In an area of outstanding natural beauty the two branches of the River Dart meet. East and West rivers join at Dartmeet on Dartmoor and wind their way down to the mouth of the sea at Dartmouth.
Footpaths along these rivers offer attractive walking, and there are several small waterfalls. The rivers are crossed by a number of clapper bridges, notably at the hamlet of Postbridge.
After leaving the moor, the Dart, also known historically as the Darant, flows southwards past Buckfast Abbey and through the towns of Buckfastleigh, Dartington and Totnes.

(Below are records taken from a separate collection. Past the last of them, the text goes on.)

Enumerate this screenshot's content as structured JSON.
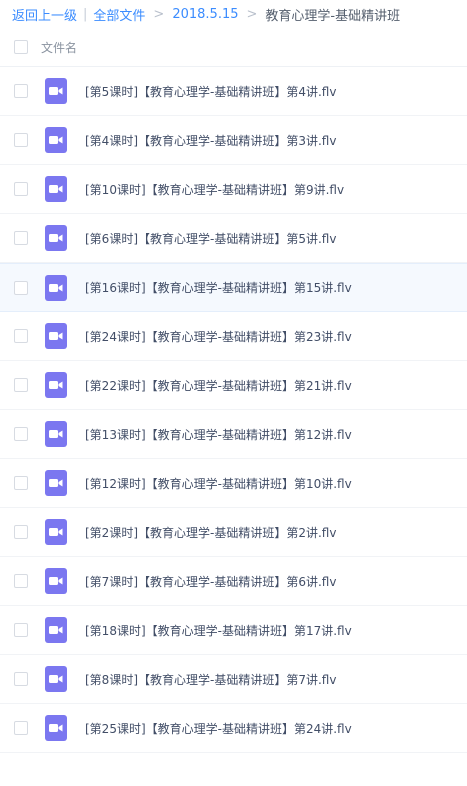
{
  "breadcrumb": {
    "back": "返回上一级",
    "separator_bar": "|",
    "all_files": "全部文件",
    "sep_arrow": ">",
    "folder_1": "2018.5.15",
    "current": "教育心理学-基础精讲班"
  },
  "header": {
    "column_label": "文件名"
  },
  "files": [
    {
      "name": "[第5课时]【教育心理学-基础精讲班】第4讲.flv"
    },
    {
      "name": "[第4课时]【教育心理学-基础精讲班】第3讲.flv"
    },
    {
      "name": "[第10课时]【教育心理学-基础精讲班】第9讲.flv"
    },
    {
      "name": "[第6课时]【教育心理学-基础精讲班】第5讲.flv"
    },
    {
      "name": "[第16课时]【教育心理学-基础精讲班】第15讲.flv"
    },
    {
      "name": "[第24课时]【教育心理学-基础精讲班】第23讲.flv"
    },
    {
      "name": "[第22课时]【教育心理学-基础精讲班】第21讲.flv"
    },
    {
      "name": "[第13课时]【教育心理学-基础精讲班】第12讲.flv"
    },
    {
      "name": "[第12课时]【教育心理学-基础精讲班】第10讲.flv"
    },
    {
      "name": "[第2课时]【教育心理学-基础精讲班】第2讲.flv"
    },
    {
      "name": "[第7课时]【教育心理学-基础精讲班】第6讲.flv"
    },
    {
      "name": "[第18课时]【教育心理学-基础精讲班】第17讲.flv"
    },
    {
      "name": "[第8课时]【教育心理学-基础精讲班】第7讲.flv"
    },
    {
      "name": "[第25课时]【教育心理学-基础精讲班】第24讲.flv"
    }
  ],
  "icon": "video-file-icon",
  "colors": {
    "link": "#3b8cff",
    "icon": "#7b77f0",
    "hover_row": "#f5f9fe"
  }
}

At Totnes, where there is a 17th century weir which was rebuilt in the 1960s, it becomes tidal, and there are no bridges below the town.
A passenger ferry operates across the river from the village of Dittisham to a point adjacent to the Greenway Estate.

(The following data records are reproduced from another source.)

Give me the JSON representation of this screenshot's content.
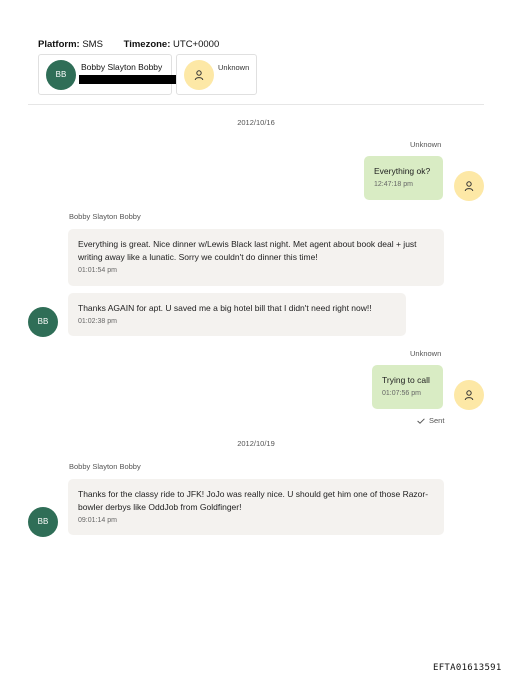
{
  "header": {
    "platform_label": "Platform:",
    "platform_value": "SMS",
    "timezone_label": "Timezone:",
    "timezone_value": "UTC+0000"
  },
  "participants": [
    {
      "initials": "BB",
      "name": "Bobby Slayton Bobby",
      "avatar_color": "#2f6e57"
    },
    {
      "name": "Unknown",
      "avatar_color": "#fde8a6",
      "icon": "person-icon"
    }
  ],
  "conversation": {
    "date1": "2012/10/16",
    "msg1": {
      "sender": "Unknown",
      "text": "Everything ok?",
      "time": "12:47:18 pm"
    },
    "msg2": {
      "sender": "Bobby Slayton Bobby",
      "text": "Everything is great. Nice dinner w/Lewis Black last night. Met agent about book deal + just writing away like a lunatic. Sorry we couldn't do dinner this time!",
      "time": "01:01:54 pm"
    },
    "msg3": {
      "text": "Thanks AGAIN for apt. U saved me a big hotel bill that I didn't need right now!!",
      "time": "01:02:38 pm",
      "initials": "BB"
    },
    "msg4": {
      "sender": "Unknown",
      "text": "Trying to call",
      "time": "01:07:56 pm",
      "status": "Sent"
    },
    "date2": "2012/10/19",
    "msg5": {
      "sender": "Bobby Slayton Bobby",
      "text": "Thanks for the classy ride to JFK! JoJo was really nice. U should get him one of those Razor-bowler derbys like OddJob from Goldfinger!",
      "time": "09:01:14 pm",
      "initials": "BB"
    }
  },
  "colors": {
    "outgoing_bubble": "#d9ecc4",
    "incoming_bubble": "#f4f2ef",
    "bb_avatar": "#2f6e57",
    "unknown_avatar": "#fde8a6"
  },
  "footer": {
    "doc_id": "EFTA01613591"
  }
}
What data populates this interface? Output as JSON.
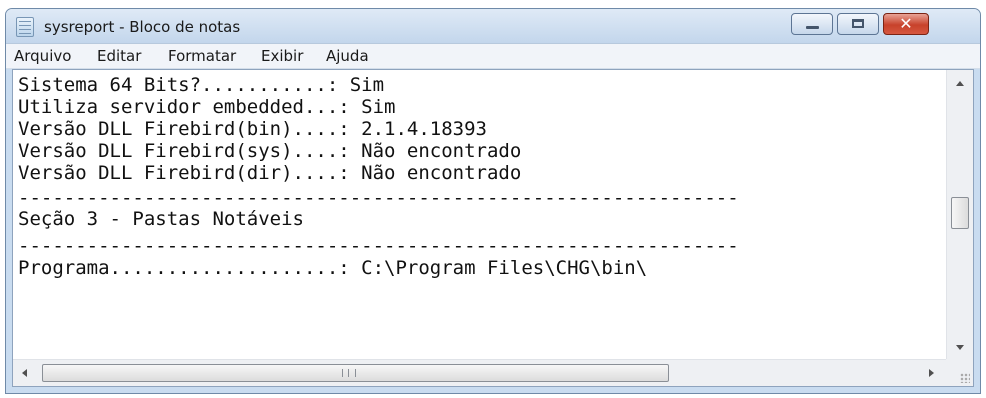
{
  "window": {
    "title": "sysreport - Bloco de notas"
  },
  "menu": {
    "items": [
      "Arquivo",
      "Editar",
      "Formatar",
      "Exibir",
      "Ajuda"
    ]
  },
  "document": {
    "lines": [
      "Sistema 64 Bits?...........: Sim",
      "Utiliza servidor embedded...: Sim",
      "Versão DLL Firebird(bin)....: 2.1.4.18393",
      "Versão DLL Firebird(sys)....: Não encontrado",
      "Versão DLL Firebird(dir)....: Não encontrado",
      "---------------------------------------------------------------",
      "Seção 3 - Pastas Notáveis",
      "---------------------------------------------------------------",
      "Programa....................: C:\\Program Files\\CHG\\bin\\"
    ]
  },
  "icons": {
    "app": "notepad-icon",
    "minimize": "minimize-icon",
    "maximize": "maximize-icon",
    "close": "close-icon",
    "scroll_up": "arrow-up-icon",
    "scroll_down": "arrow-down-icon",
    "scroll_left": "arrow-left-icon",
    "scroll_right": "arrow-right-icon",
    "resize": "resize-grip-icon"
  },
  "colors": {
    "titlebar": "#c3d6ec",
    "close_button": "#c7422b",
    "menubar": "#f1f4f9",
    "text": "#111111"
  }
}
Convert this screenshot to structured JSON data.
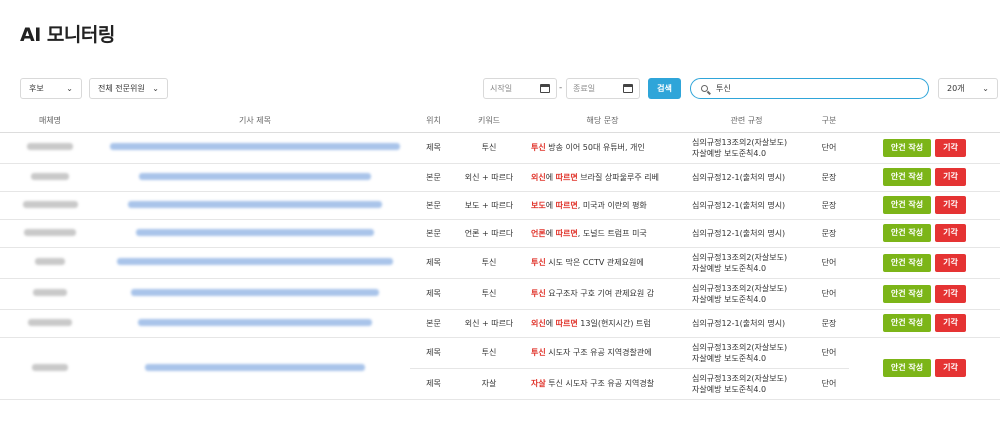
{
  "page_title": "AI 모니터링",
  "filters": {
    "status_value": "후보",
    "committee_value": "전체 전문위원",
    "start_date_placeholder": "시작일",
    "end_date_placeholder": "종료일",
    "date_separator": "-",
    "search_button": "검색",
    "search_value": "투신",
    "page_size_value": "20개"
  },
  "columns": {
    "media": "매체명",
    "title": "기사 제목",
    "position": "위치",
    "keyword": "키워드",
    "sentence": "해당 문장",
    "rule": "관련 규정",
    "type": "구분"
  },
  "actions": {
    "create_label": "안건 작성",
    "reject_label": "기각"
  },
  "colors": {
    "accent_blue": "#2fa5d9",
    "create_green": "#7cb518",
    "reject_red": "#e53333",
    "highlight_red": "#e0342b"
  },
  "rows": [
    {
      "media_w": 46,
      "title_w": 290,
      "position": "제목",
      "keyword": "투신",
      "s_hl1": "투신",
      "s_mid": "",
      "s_hl2": "",
      "s_rest": " 방송 이어 50대 유튜버, 개인",
      "rule1": "심의규정13조의2(자살보도)",
      "rule2": "자살예방 보도준칙4.0",
      "type": "단어"
    },
    {
      "media_w": 38,
      "title_w": 232,
      "position": "본문",
      "keyword": "외신 + 따르다",
      "s_hl1": "외신",
      "s_mid": "에 ",
      "s_hl2": "따르면",
      "s_rest": " 브라질 상파울루주 리베",
      "rule1": "심의규정12-1(출처의 명시)",
      "rule2": "",
      "type": "문장"
    },
    {
      "media_w": 55,
      "title_w": 254,
      "position": "본문",
      "keyword": "보도 + 따르다",
      "s_hl1": "보도",
      "s_mid": "에 ",
      "s_hl2": "따르면",
      "s_rest": ", 미국과 이란의 평화",
      "rule1": "심의규정12-1(출처의 명시)",
      "rule2": "",
      "type": "문장"
    },
    {
      "media_w": 52,
      "title_w": 238,
      "position": "본문",
      "keyword": "언론 + 따르다",
      "s_hl1": "언론",
      "s_mid": "에 ",
      "s_hl2": "따르면",
      "s_rest": ", 도널드 트럼프 미국",
      "rule1": "심의규정12-1(출처의 명시)",
      "rule2": "",
      "type": "문장"
    },
    {
      "media_w": 30,
      "title_w": 276,
      "position": "제목",
      "keyword": "투신",
      "s_hl1": "투신",
      "s_mid": "",
      "s_hl2": "",
      "s_rest": " 시도 막은 CCTV 관제요원에",
      "rule1": "심의규정13조의2(자살보도)",
      "rule2": "자살예방 보도준칙4.0",
      "type": "단어"
    },
    {
      "media_w": 34,
      "title_w": 248,
      "position": "제목",
      "keyword": "투신",
      "s_hl1": "투신",
      "s_mid": "",
      "s_hl2": "",
      "s_rest": " 요구조자 구호 기여 관제요원 감",
      "rule1": "심의규정13조의2(자살보도)",
      "rule2": "자살예방 보도준칙4.0",
      "type": "단어"
    },
    {
      "media_w": 44,
      "title_w": 234,
      "position": "본문",
      "keyword": "외신 + 따르다",
      "s_hl1": "외신",
      "s_mid": "에 ",
      "s_hl2": "따르면",
      "s_rest": " 13일(현지시간) 트럼",
      "rule1": "심의규정12-1(출처의 명시)",
      "rule2": "",
      "type": "문장"
    }
  ],
  "group_row": {
    "media_w": 36,
    "title_w": 220,
    "sub": [
      {
        "position": "제목",
        "keyword": "투신",
        "s_hl1": "투신",
        "s_rest": " 시도자 구조 유공 지역경찰관에",
        "rule1": "심의규정13조의2(자살보도)",
        "rule2": "자살예방 보도준칙4.0",
        "type": "단어"
      },
      {
        "position": "제목",
        "keyword": "자살",
        "s_hl1": "자살",
        "s_rest": " 투신 시도자 구조 유공 지역경찰",
        "rule1": "심의규정13조의2(자살보도)",
        "rule2": "자살예방 보도준칙4.0",
        "type": "단어"
      }
    ]
  }
}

Greenway is formerly the home of the late crime writer Agatha Christie, this has stunning views across the river, and the house and gardens are now owned by the National Trust and are open to the public.
The Dart estuary is a large ria and is popular for sailing. The village of Kingswear and town of Dartmouth are on the east and west sides of the estuary, and are linked by two vehicle ferries and a passenger ferry. The deep water port of Dartmouth is a sheltered haven.
The entrance to the river from the sea is a rocky entrance with cliffs either side. On the East side Kingswear Castle sits very close to the water's edge, and on the west side Dartmouth Castle is built on a rocky promontory at sea level. The castles once operated a defensive chain across the estuary, which was raised at dusk to destroy enemy ships attempting to attack the harbour. The remains of the operating mechanisms for the chain are still visible in Dartmouth castle.
At the mouth of the river, it separates the communities of Dartmouth and Kingswear, which are linked via the Lower Ferry, Passenger Ferry and Higher Ferry. The Lower and Higher ferries both carry vehicles, the Higher one links the A379.